Saturday, April 21, 2012

Dante and Goths

No, not the Germanic tribe that sacked Rome in 410. The international subculture associated with deathly makeup and suicide attempt/cutting in half of its members.

Last week I listened to two pieces by Nightwish: "Seven Days to the Wolves" and "Ghost Love," recommended to me by my brother. My reaction was complex, owing to some familiarity with the culture and dress of this subculture in high school. I'd strongly rejected this part of my past as shameful and a little evil. (I think to myself, after all the graces you had received by Sacraments and the holy lives of your turned to that?)

I had to admit, from the first chord, that I liked the music (especially of "Seven Days"), but I winced as I watched the fan-made videos. They were filled with japanime of thin and pale people with black wings, lolita costumes, blood-stained flowers, and bizarrely-used traditional symbols (e.g. crosses). The figures are seldom modest, usually physically enhanced, and always lonely and drawn in cool colors.

Nightwish's lyrics also flitted across the screen. I was ready for lyrics that matched the pictures: overly-dramatic, depressing, unchaste, abusive of good symbols. I was ready to hate it. I was ready for it to blacken my day. But look:
The wolves, my love, will come
Taking us home where dust once was a man
Is there life before a death?
Do we long too much?

Howl! Seven days to the wolves
Where will we be when they come?
Seven days to the poison
And a place in heaven
Time drawing near us
They come to take us

This is my church of choice
Last drinks and death in last sacrifice
For the rest, I have to say to you
I will dream like the god
(And suffer like all the dead children)

This is where heroes and cowards part ways
Light the fire, feast
Chase the ghosts, give in
Take the road less traveled by
Leave the city of fools
Turn every poet loose
The Ghosts of Paolo and Francesca Appear
to Dante and Virgil (1855)
Something is missing, clearly. But there is much that is valid and present.

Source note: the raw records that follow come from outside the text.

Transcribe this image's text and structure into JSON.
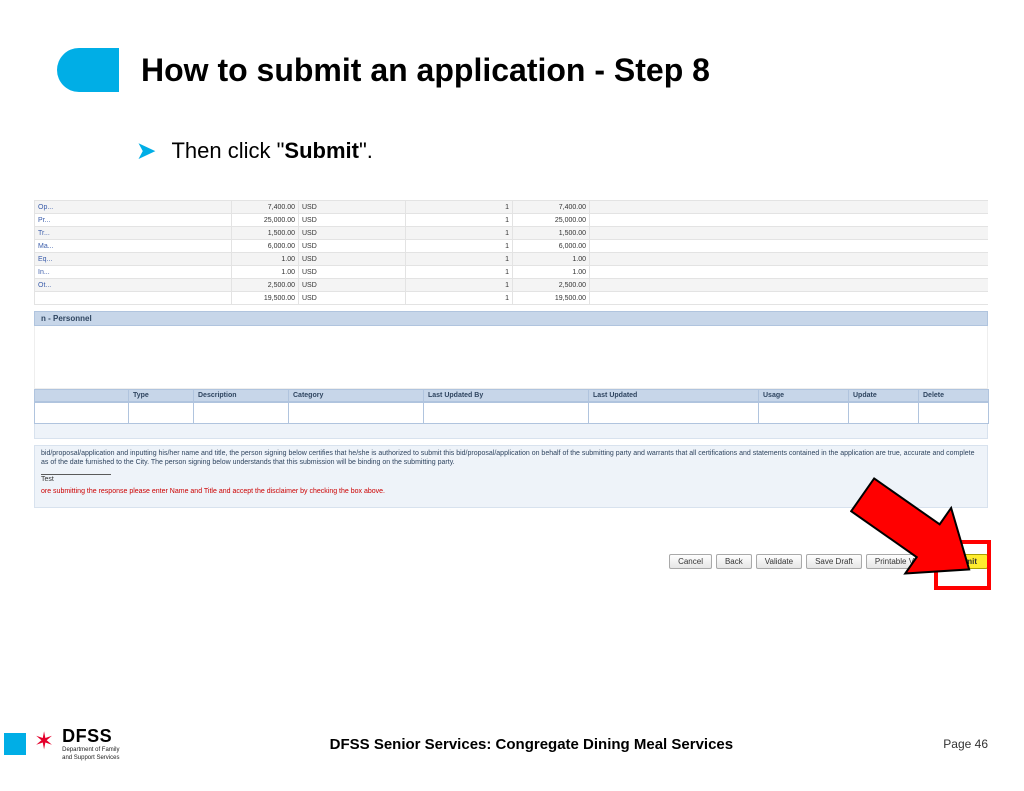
{
  "title": "How to submit an application - Step 8",
  "bullet": {
    "pre": "Then click \"",
    "emph": "Submit",
    "post": "\"."
  },
  "budget_rows": [
    {
      "name": "Op...",
      "amount": "7,400.00",
      "currency": "USD",
      "qty": "1",
      "total": "7,400.00"
    },
    {
      "name": "Pr...",
      "amount": "25,000.00",
      "currency": "USD",
      "qty": "1",
      "total": "25,000.00"
    },
    {
      "name": "Tr...",
      "amount": "1,500.00",
      "currency": "USD",
      "qty": "1",
      "total": "1,500.00"
    },
    {
      "name": "Ma...",
      "amount": "6,000.00",
      "currency": "USD",
      "qty": "1",
      "total": "6,000.00"
    },
    {
      "name": "Eq...",
      "amount": "1.00",
      "currency": "USD",
      "qty": "1",
      "total": "1.00"
    },
    {
      "name": "In...",
      "amount": "1.00",
      "currency": "USD",
      "qty": "1",
      "total": "1.00"
    },
    {
      "name": "Ot...",
      "amount": "2,500.00",
      "currency": "USD",
      "qty": "1",
      "total": "2,500.00"
    },
    {
      "name": "",
      "amount": "19,500.00",
      "currency": "USD",
      "qty": "1",
      "total": "19,500.00"
    }
  ],
  "section_label": "n - Personnel",
  "attach_headers": [
    "",
    "Type",
    "Description",
    "Category",
    "Last Updated By",
    "Last Updated",
    "Usage",
    "Update",
    "Delete"
  ],
  "disclaimer": "bid/proposal/application and inputting his/her name and title, the person signing below certifies that he/she is authorized to submit this bid/proposal/application on behalf of the submitting party and warrants that all certifications and statements contained in the application are true, accurate and complete as of the date furnished to the City. The person signing below understands that this submission will be binding on the submitting party.",
  "signature_label": "Test",
  "error_msg": "ore submitting the response please enter Name and Title and accept the disclaimer by checking the box above.",
  "buttons": {
    "cancel": "Cancel",
    "back": "Back",
    "validate": "Validate",
    "save_draft": "Save Draft",
    "printable": "Printable View",
    "submit": "Submit"
  },
  "footer": {
    "org_acronym": "DFSS",
    "org_line1": "Department of Family",
    "org_line2": "and Support Services",
    "center": "DFSS Senior Services: Congregate Dining Meal Services",
    "page": "Page 46"
  }
}
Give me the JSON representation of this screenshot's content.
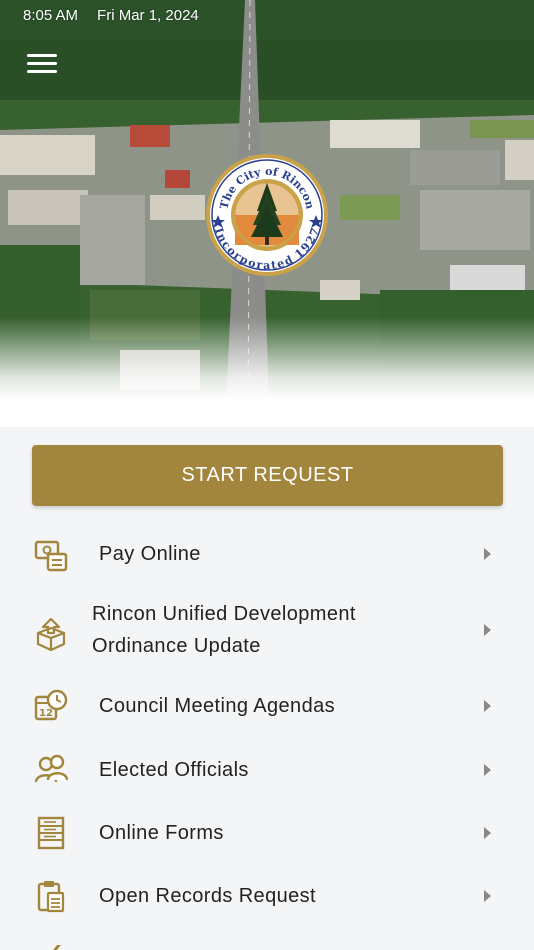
{
  "status_bar": {
    "time": "8:05 AM",
    "date": "Fri Mar 1, 2024"
  },
  "seal": {
    "top_text": "The City of Rincon",
    "bottom_text": "Incorporated 1927"
  },
  "start_request": {
    "label": "START REQUEST"
  },
  "menu": [
    {
      "label": "Pay Online",
      "icon": "payment-icon"
    },
    {
      "label": "Rincon Unified Development Ordinance Update",
      "icon": "package-upload-icon"
    },
    {
      "label": "Council Meeting Agendas",
      "icon": "calendar-clock-icon"
    },
    {
      "label": "Elected Officials",
      "icon": "officials-icon"
    },
    {
      "label": "Online Forms",
      "icon": "form-icon"
    },
    {
      "label": "Open Records Request",
      "icon": "clipboard-icon"
    }
  ],
  "colors": {
    "accent": "#a2863d",
    "background": "#f4f5f7",
    "text": "#222222",
    "chevron": "#888888"
  }
}
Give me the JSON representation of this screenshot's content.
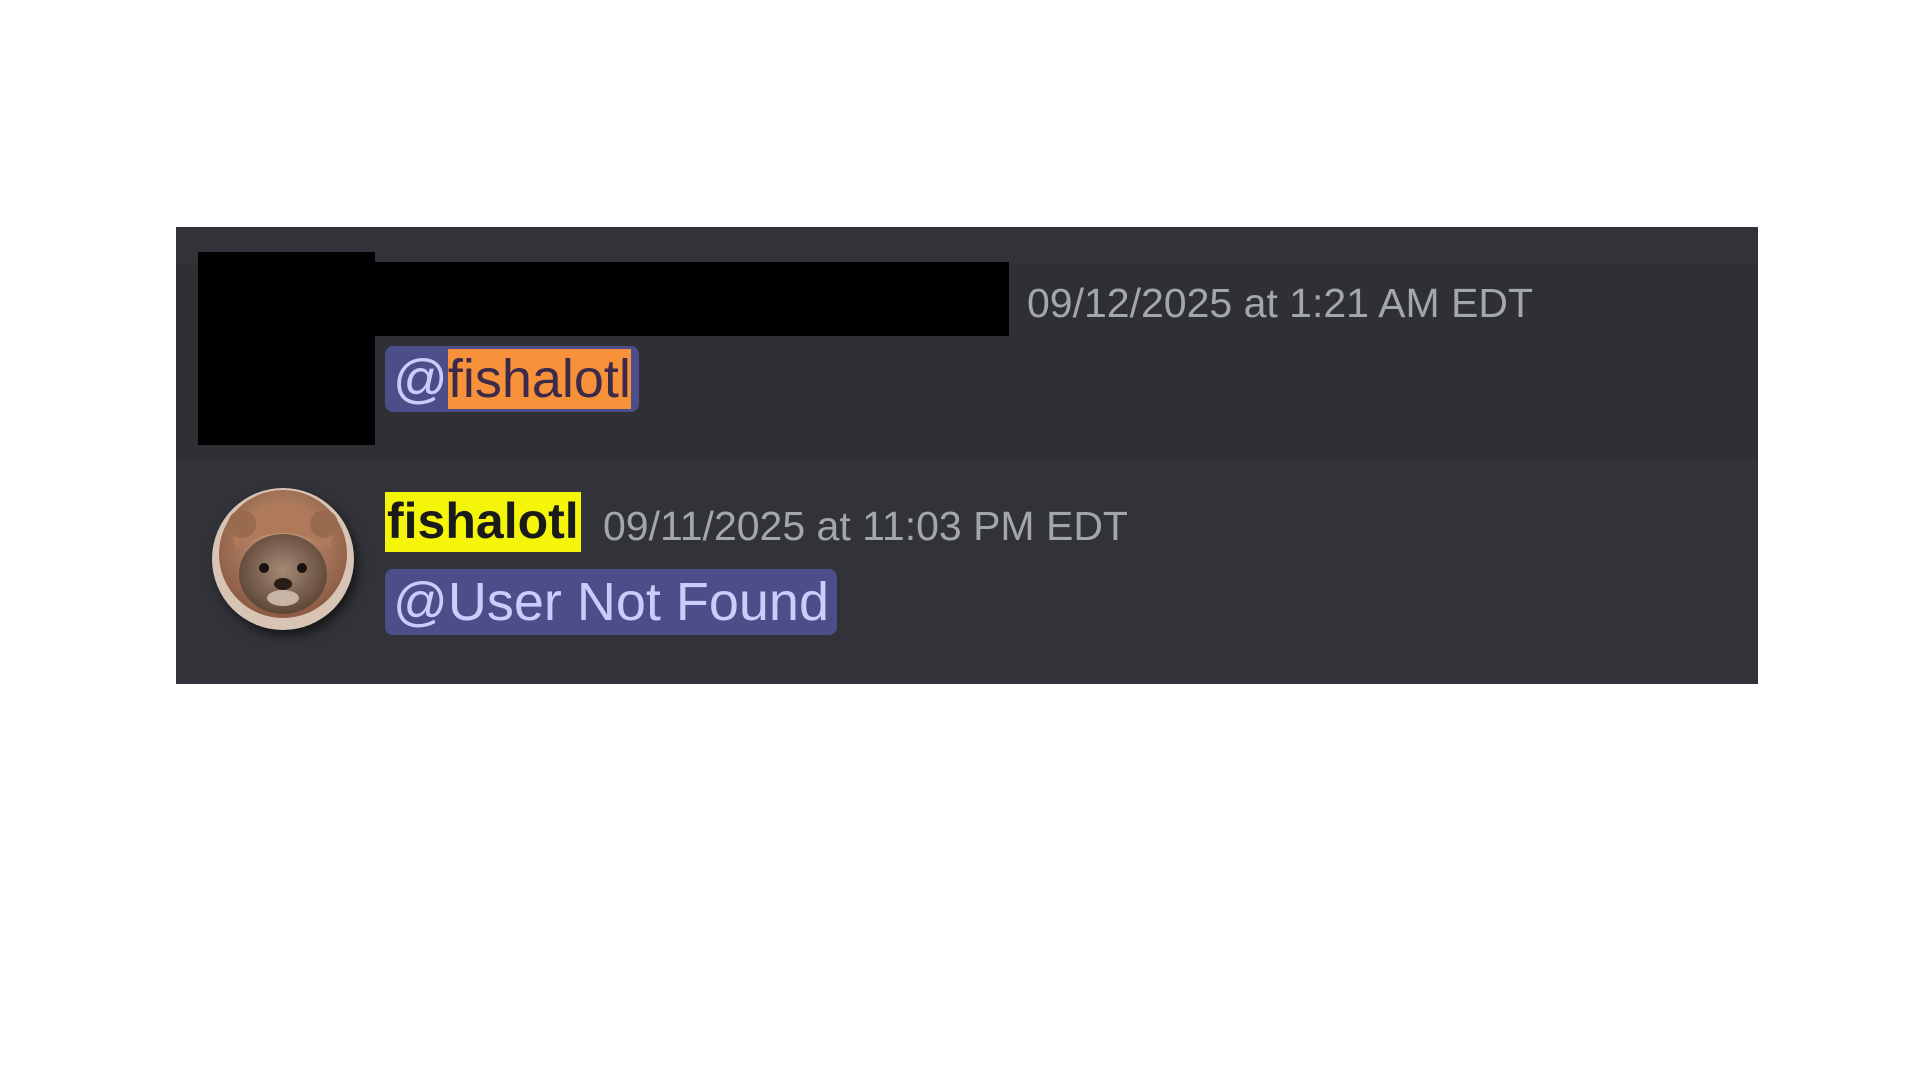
{
  "messages": [
    {
      "author": "",
      "timestamp": "09/12/2025 at 1:21 AM EDT",
      "mention_prefix": "@",
      "mention_highlighted": "fishalotl",
      "redacted": true
    },
    {
      "author": "fishalotl",
      "timestamp": "09/11/2025 at 11:03 PM EDT",
      "mention": "@User Not Found",
      "avatar_icon": "otter-avatar-icon"
    }
  ],
  "colors": {
    "background": "#313338",
    "mention_bg": "#4c4e8a",
    "mention_text": "#c9cdfb",
    "highlight_orange": "#f7923a",
    "highlight_yellow": "#f5f50a",
    "timestamp_text": "#a3a6ab"
  }
}
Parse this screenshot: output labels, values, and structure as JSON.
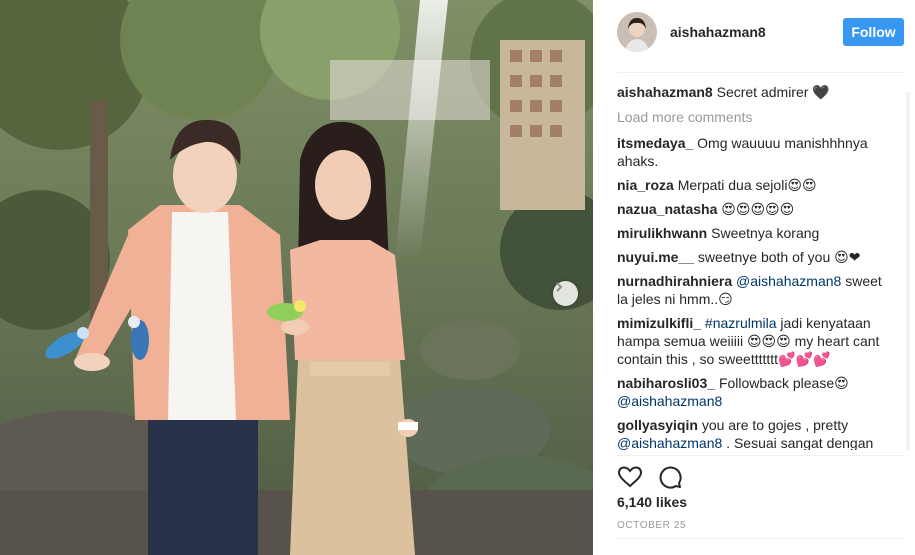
{
  "post": {
    "owner": "aishahazman8",
    "follow_label": "Follow"
  },
  "caption": {
    "user": "aishahazman8",
    "text": "Secret admirer 🖤"
  },
  "load_more_label": "Load more comments",
  "comments": [
    {
      "user": "itsmedaya_",
      "text": "Omg wauuuu manishhhnya ahaks."
    },
    {
      "user": "nia_roza",
      "text": "Merpati dua sejoli😍😍"
    },
    {
      "user": "nazua_natasha",
      "text": "😍😍😍😍😍"
    },
    {
      "user": "mirulikhwann",
      "text": "Sweetnya korang"
    },
    {
      "user": "nuyui.me__",
      "text": "sweetnye both of you 😍❤"
    },
    {
      "user": "nurnadhirahniera",
      "mention": "@aishahazman8",
      "text": "sweet la jeles ni hmm..😏"
    },
    {
      "user": "mimizulkifli_",
      "mention": "#nazrulmila",
      "text": "jadi kenyataan hampa semua weiiiii 😍😍😍 my heart cant contain this , so sweettttttt💕💕💕"
    },
    {
      "user": "nabiharosli03_",
      "text": "Followback please😍",
      "mention_after": "@aishahazman8"
    },
    {
      "user": "gollyasyiqin",
      "text": "you are to gojes , pretty",
      "mention_after": "@aishahazman8",
      "text_after": ". Sesuai sangat dengan"
    }
  ],
  "likes": "6,140 likes",
  "date": "OCTOBER 25",
  "icons": {
    "like": "heart-outline-icon",
    "comment": "speech-bubble-icon",
    "next": "chevron-right-icon"
  },
  "colors": {
    "follow_button": "#3897f0",
    "link": "#003569",
    "muted": "#999999"
  }
}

How does this relate to Dante? In his Inferno, the circle just above hell houses the virtuous pagan philosophers, who walk about in a dim but tortureless existence, their only pain being their loss of the fulfillment. They had their eyes set on the highest mortal things--but not on God. The next level (the first circle of Hell) is home to the ghosts of lovers in hell for loving each other more than they loved God. They whirl around entwined for eternity, lamenting their mutual calamity. But the most interesting thing about these lovers is their surprising place in hell: it's the least punishing level! The good they have chosen over God is the next-best one: other people (not non-rational animals or inanimate objects like money or food).

Nightwish in concert. (Observe cellphones.)
How does this relate to Nightwish? This song, which I don't hate, is full of serious and meaningful imagery. Like ancient ones, this modern-day pagan writer understands that our time is VERY finite and that something awaits us--in fact, he even asks whether there is life before this next thing. He correctly identifies the most important things in this life: love, sacrifice, death, heaven, the end of time. C.S. Lewis had an incredible article about this.

Nightwish is also like Dante's lovers: he chooses other people (highlighted best in his other song) as his saviors and icons. Perceiving the human state he longs for depth of love and gift; perceiving no other object for this than others and himself he pours his attention into these beautiful, poetic beings. Doing this, he is better off than some Christians and post-Christians, who choose lesser goods (e.g. contentment, wealth).

Now I see why people dress like that, act like that, and create art like that. (It's St. Augustine: every desire is a desire for God, Confessions VII.) It's imperfect but it's not malicious, just as Dante laid out. Ultimately, listening to a Goth band increased my ability to bear charity to myself and neighbor. Wow!